Research:
Tim Feddersen, MEDS
Judging the jury vote
Professor Timothy Feddersen explains the pitfalls of total
agreement
By
Susannah Chen
The Sixth Amendment
to the Bill of Rights states that in criminal court cases
defendants shall enjoy the right to trial by an “impartial
jury of the State.” Today, the unanimous vote helps
courts to abide by American ideals. Clearly, if any juror
has a doubt about a defendant’s guilt, the unanimity
rule will protect the subject from wrongful punishment, right?
Maybe not.
This is a possibility
that Kellogg School professor Timothy Feddersen came across
in his research, which suggests that during unanimous elections,
people may have an incentive to vote strategically, in a way
that produces unfavorable outcomes.
At the
annual Kellogg Oh Be Joyful faculty and staff dinner in June,
Feddersen received the inaugural Stanley Reiter Best Paper
Award, established to recognize outstanding research published
by a faculty member in the preceding four calendar years,
for his paper “Convicting the Innocent: The Inferiority
of Unanimous Jury Verdicts” (with Wolfgang Pesendorfer),
printed in the American Political Science Review
(vol. 92, no. 1). To understand the theory, he explains, one
must understand that each person has private information that
is relevant to other jurors’ decisions as well.
“If people
voted naively, without knowing information that others may
know, under unanimity rule guilty people would almost always
be acquitted,” notes Feddersen, the Wendell Hobbs Professor
of Managerial Economics and Decision Sciences.
Unlike majority
rule, in which a vote is pivotal if the other voters equally
split their votes between the two alternatives, a vote in
a unanimous election is pivotal only if other voters have
all voted the same way.
“If my vote
is pivotal it is because everyone else has voted to convict,”

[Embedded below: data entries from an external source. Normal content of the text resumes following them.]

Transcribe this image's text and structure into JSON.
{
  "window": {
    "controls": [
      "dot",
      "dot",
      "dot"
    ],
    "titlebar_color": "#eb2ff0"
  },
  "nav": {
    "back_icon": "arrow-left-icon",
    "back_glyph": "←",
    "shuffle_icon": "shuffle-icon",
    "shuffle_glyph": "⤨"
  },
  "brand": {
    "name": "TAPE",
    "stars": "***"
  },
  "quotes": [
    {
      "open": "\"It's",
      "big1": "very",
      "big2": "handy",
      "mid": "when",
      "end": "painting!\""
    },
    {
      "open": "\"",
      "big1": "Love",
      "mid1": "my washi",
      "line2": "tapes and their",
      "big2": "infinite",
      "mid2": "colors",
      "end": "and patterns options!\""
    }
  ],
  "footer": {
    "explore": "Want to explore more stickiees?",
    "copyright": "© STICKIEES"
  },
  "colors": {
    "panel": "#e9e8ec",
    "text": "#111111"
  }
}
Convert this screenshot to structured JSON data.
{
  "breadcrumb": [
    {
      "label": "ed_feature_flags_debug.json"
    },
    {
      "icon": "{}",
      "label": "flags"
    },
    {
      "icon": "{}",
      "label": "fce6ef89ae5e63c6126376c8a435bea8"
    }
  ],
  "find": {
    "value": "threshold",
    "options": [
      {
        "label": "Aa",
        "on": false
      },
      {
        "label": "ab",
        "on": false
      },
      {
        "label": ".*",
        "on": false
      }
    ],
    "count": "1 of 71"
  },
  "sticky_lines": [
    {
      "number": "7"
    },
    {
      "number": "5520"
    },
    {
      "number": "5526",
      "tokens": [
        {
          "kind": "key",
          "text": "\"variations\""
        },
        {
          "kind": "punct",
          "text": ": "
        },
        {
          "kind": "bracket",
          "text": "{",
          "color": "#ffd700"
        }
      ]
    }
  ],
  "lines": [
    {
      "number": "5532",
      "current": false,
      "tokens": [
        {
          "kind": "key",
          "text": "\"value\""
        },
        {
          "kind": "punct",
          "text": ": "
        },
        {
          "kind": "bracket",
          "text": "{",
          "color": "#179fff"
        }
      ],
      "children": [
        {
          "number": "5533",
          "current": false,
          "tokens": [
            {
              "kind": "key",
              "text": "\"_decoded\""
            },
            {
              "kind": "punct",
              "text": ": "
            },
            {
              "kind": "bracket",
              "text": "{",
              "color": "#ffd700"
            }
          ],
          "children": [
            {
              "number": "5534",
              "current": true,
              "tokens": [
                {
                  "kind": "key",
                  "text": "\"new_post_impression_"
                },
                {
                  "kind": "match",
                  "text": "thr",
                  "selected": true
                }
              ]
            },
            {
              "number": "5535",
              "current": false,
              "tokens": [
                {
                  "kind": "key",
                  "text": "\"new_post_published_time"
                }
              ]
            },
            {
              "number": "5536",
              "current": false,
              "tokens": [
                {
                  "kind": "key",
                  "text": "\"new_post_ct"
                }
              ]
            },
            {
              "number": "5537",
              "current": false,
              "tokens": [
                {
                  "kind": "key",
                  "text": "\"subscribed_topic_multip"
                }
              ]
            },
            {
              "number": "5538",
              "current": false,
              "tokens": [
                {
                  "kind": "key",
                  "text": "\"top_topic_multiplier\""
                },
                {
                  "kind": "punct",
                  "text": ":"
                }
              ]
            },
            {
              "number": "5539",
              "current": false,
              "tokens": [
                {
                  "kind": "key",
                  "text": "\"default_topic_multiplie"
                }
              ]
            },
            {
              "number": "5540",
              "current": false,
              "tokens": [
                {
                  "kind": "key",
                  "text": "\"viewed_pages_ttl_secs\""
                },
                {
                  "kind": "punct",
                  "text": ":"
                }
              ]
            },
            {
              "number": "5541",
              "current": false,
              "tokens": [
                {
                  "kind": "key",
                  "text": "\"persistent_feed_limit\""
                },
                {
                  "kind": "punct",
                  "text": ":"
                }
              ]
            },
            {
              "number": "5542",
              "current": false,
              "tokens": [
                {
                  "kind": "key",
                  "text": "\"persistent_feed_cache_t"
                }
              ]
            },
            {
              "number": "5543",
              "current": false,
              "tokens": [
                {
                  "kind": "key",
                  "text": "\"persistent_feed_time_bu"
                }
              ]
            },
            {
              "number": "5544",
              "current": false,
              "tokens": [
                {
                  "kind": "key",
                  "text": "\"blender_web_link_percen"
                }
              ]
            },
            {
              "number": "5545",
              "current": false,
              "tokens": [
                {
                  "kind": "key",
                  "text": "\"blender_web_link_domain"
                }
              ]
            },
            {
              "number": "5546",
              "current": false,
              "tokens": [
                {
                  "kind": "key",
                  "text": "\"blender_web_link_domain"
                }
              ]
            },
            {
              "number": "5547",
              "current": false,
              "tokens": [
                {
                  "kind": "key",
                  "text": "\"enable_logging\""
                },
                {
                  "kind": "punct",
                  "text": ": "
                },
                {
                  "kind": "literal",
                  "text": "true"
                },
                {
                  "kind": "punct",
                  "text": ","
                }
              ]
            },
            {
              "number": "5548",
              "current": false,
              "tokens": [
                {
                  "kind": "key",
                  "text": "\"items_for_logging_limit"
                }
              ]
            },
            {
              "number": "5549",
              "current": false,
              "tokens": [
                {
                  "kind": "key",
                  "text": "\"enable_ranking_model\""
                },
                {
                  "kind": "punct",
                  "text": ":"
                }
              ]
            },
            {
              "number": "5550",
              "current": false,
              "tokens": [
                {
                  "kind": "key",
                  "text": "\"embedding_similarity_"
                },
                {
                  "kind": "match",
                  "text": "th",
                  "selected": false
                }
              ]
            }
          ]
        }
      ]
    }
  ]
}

Feddersen explains. “If I believe everyone else is voting
on the basis of private information not available to me, then
I may reason that I should not vote to acquit even when I
believe the defendant to be innocent, thus effectively delegating
the group’s decision from me, with my limited information,
to the group.”
Unanimity rule
therefore creates “perverse incentives” for jurors
that may lead to higher probabilities of both acquitting guilty
defendants and convicting innocent ones, than if a rule such
as simple majority had been used, Feddersen contends.
Additionally, this
reasoning could be mutual among voters, so increasing the
size of the jury could actually increase the probability of
convicting an innocent defendant.
Since 1994, Feddersen
has worked with Pesendorfer, examining strategic voting in
elections. In 1997, they published a paper arguing that a
wide variety of voting rules are successful when voting strategically.
Feddersen says the research on the unanimity rule came to
mind as an afterthought.
“When this
research started, we weren’t interested in different
voting rules; we were more interested in participation in
elections, the way elections aggregate information, and the
incentive for people to participate in elections,” he
explains.
Feddersen’s
work is the first to consider the effect of strategic voting
on the unanimity rule, and preliminary experiments have supported
the theory’s predictions. Nevertheless, he cautions
that the theory is not a recommend- ation for reform.
“This is
an abstract mathematical model and not a claim about how people
actually reason. We don’t have much to say about how
people actually make decisions, only that they will have an
incentive to act in a particular way. There are a number of
factors that get in the way of immediately going from this
paper to saying we ought to get rid of the unanimous jury
verdict,” he says.
For example, he
notes, his paper does not consider the process of jury deliberation.
What if people talk to one another before they decide? Then
the voting rule wouldn’t matter because there is no
private information, he points out. Then too, what if people
have other motivations?
Feddersen is looking
to answer some of these questions in his present research
on the impact that ethically minded voters may have on models
of deliberation. “I’m interested in what kinds
of incentives different voting rules create for people to
talk,” he says.
“It appears
that voting by unanimity rule doesn’t promote discussion
as well as some people have thought.”